“The Shattering” by Karen Healey

"The Shattering" by Karen Healey

Keri plans for everything. Living in Summertown, probably the nicest place on earth, she doesn’t really have to worry about these things…but she does anyway. Earthquake? She knows what to do. Broken arm? She’s got it. She’s probably prepared for a zombie apocalypse, too (I know I am).

But the one thing she wasn’t prepared for was her brother’s suicide. When her childhood friend Janna appears near a dumpster and explains that her brother was murdered, it seems to make sense. Janna’s brother died the same way years ago. And Sione, a tourist Janna knows, found his brother after he committed suicide earlier that year.

So the trio team up to investigate. A pattern quickly emerges and it seems somebody (or somebodies) in Summerton are killers.

I never actually meant to read Karen Healey’s “The Shattering” (Little, Brown Books, September 2011). I just happened to pick it up one afternoon because I was bored and then read it in two hours. It was absolutely fantastic.

For once, despite the slightly paranormal elements, the characters are completely normal. There’s no 107-year-old sparkling vampire that wants to get into a young girl’s pants, no man who shapes into some weird beast every time the full moon hits him. Everybody is strangely normal — normal people, normal goals, normal lives.

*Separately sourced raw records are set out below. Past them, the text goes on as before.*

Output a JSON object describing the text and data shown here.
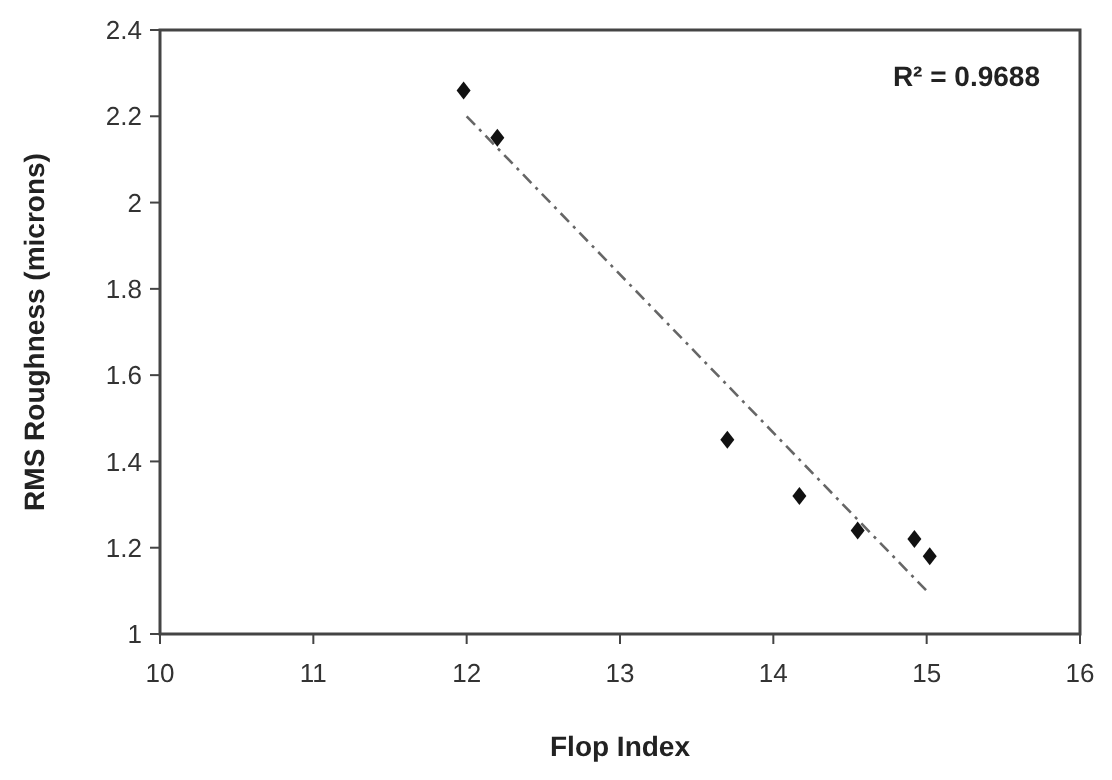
{
  "chart_data": {
    "type": "scatter",
    "xlabel": "Flop Index",
    "ylabel": "RMS Roughness (microns)",
    "xlim": [
      10,
      16
    ],
    "xticks": [
      10,
      11,
      12,
      13,
      14,
      15,
      16
    ],
    "ylim": [
      1,
      2.4
    ],
    "yticks": [
      1,
      1.2,
      1.4,
      1.6,
      1.8,
      2,
      2.2,
      2.4
    ],
    "grid": false,
    "marker": "diamond",
    "series": [
      {
        "color": "#111111",
        "x": [
          11.98,
          12.2,
          13.7,
          14.17,
          14.55,
          14.92,
          15.02
        ],
        "values": [
          2.26,
          2.15,
          1.45,
          1.32,
          1.24,
          1.22,
          1.18
        ]
      },
      {
        "type": "line",
        "color": "#666666",
        "line_style": "dashdot",
        "marker": "none",
        "x": [
          12,
          15
        ],
        "values": [
          2.2,
          1.1
        ]
      }
    ],
    "annotations": [
      "R² = 0.9688"
    ]
  }
}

And the slightly paranormal elements shouldn’t deter anybody from reading the story — they’re based on real religious beliefs, so depending on what you believe, the story might not even fall under paranormal. It reminds me of some of the old mystery novels I used to read where magic was supposedly involved but the mystery was still solved at the end. It’s like “Scooby Doo,” but the young adult version.

I recommend reading it. It’s a fabulous novel, and one which I would love to have the experience of reading again.